I advocate writing every day. It’s important. But I also think not writing every once in a while is a good thing too, and here’s why.
If I’m always “on”, there’s a good chance that I’ll burn out. That serves no useful purpose for me. And I’m not suggesting stopping when I’m in the middle of writing a first draft. Being connected daily to my current story is important. If I stray too far out of that story’s world, it can be difficult to get back into it.
I’m talking about taking time out for myself and my family. It’s all too easy to get caught up in all the other minutiae, apart from writing, that comes with self-publishing: the blog posts, the social media presence, graphic design, typesetting, self-promotion, producing collateral, bookkeeping… the list goes on.

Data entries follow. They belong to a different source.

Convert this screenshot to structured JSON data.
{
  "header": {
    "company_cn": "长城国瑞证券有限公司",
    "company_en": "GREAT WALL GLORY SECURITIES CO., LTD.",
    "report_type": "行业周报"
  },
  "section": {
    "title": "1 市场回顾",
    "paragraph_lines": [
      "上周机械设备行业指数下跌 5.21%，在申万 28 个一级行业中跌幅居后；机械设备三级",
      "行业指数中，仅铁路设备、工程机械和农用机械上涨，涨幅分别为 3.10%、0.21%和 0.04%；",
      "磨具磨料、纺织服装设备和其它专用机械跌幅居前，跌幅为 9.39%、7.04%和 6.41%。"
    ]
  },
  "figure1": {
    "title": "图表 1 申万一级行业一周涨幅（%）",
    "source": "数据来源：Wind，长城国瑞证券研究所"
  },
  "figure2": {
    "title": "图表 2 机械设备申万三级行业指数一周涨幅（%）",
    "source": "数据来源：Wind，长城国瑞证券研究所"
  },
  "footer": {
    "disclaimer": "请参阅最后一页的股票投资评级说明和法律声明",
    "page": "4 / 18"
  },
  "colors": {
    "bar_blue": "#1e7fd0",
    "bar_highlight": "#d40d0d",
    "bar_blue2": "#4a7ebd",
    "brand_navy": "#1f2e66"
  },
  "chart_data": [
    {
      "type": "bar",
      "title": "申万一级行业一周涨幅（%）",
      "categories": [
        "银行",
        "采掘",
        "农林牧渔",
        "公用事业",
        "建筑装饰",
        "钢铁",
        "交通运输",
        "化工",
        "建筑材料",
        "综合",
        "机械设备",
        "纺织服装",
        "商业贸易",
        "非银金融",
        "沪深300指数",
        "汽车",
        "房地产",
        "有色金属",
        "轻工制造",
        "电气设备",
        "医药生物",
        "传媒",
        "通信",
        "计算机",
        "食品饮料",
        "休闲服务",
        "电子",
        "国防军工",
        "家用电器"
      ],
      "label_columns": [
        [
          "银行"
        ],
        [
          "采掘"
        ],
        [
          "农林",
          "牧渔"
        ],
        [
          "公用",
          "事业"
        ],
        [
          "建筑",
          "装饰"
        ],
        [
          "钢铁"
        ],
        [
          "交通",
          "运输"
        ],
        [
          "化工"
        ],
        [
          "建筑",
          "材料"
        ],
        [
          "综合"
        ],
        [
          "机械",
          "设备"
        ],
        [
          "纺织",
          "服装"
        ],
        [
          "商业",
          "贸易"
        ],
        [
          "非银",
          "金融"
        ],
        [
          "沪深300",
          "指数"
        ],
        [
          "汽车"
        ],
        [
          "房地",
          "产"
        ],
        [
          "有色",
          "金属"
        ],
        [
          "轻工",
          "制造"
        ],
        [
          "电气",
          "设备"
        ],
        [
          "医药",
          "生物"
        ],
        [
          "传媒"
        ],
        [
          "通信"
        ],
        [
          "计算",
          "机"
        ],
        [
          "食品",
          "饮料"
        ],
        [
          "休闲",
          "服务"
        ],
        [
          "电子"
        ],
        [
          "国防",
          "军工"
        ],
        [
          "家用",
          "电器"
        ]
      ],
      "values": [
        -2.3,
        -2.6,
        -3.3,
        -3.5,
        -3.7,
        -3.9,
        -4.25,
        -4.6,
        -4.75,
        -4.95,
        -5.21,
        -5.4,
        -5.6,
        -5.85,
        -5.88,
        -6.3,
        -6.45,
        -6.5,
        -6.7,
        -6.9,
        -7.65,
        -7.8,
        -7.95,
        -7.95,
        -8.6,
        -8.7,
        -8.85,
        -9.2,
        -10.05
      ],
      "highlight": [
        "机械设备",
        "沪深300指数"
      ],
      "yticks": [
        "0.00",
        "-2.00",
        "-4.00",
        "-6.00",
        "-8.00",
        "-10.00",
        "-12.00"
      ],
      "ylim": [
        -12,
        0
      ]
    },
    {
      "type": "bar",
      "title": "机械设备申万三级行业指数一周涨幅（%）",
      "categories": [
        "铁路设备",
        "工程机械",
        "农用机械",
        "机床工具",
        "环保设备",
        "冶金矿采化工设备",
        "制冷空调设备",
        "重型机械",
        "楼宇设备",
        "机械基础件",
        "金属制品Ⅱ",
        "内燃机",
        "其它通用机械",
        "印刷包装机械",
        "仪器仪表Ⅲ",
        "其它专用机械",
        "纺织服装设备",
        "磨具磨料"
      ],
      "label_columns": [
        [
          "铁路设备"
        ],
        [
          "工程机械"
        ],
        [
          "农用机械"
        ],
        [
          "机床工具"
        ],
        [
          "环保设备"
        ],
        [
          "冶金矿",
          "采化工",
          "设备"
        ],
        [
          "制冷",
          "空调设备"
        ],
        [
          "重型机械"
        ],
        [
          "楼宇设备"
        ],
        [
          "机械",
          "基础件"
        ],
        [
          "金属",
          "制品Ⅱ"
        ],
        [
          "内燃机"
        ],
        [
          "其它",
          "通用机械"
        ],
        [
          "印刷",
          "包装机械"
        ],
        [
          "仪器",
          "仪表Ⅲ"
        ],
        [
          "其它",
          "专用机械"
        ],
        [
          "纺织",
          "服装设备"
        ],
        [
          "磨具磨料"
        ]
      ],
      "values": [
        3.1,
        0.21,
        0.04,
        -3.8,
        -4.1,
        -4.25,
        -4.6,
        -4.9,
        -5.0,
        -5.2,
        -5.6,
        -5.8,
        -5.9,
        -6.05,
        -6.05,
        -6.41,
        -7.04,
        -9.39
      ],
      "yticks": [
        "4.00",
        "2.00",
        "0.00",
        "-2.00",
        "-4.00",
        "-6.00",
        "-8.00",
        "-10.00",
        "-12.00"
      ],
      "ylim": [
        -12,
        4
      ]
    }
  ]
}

Today, my wife came into my office and let me know that my son needed my help. I was completely unaware of what was transpiring elsewhere in the house, as I sat at my desk trying to come up with something to write for today’s blog. I had nothing. I was feeling exhausted and was coming down with a bad cold. The windstorm outside was cutting power to my computer so regularly that productive work was impossible. The world was giving me a sign, and it said “stop.” So I shut things down for a few hours and it was exactly what I needed. Nature, and family, provides.
I’ve been “on” for quite some time now. It feels like I’m working two jobs. But the break today allowed me to help my son sort through some tough homework and I made dinner. It was the process of stepping away from things that inspired this post.
“All work and no play makes Jack a dull boy.” No truer words spoken, even if that person was a fictional character (from The Shining [affiliate link] by Stephen King).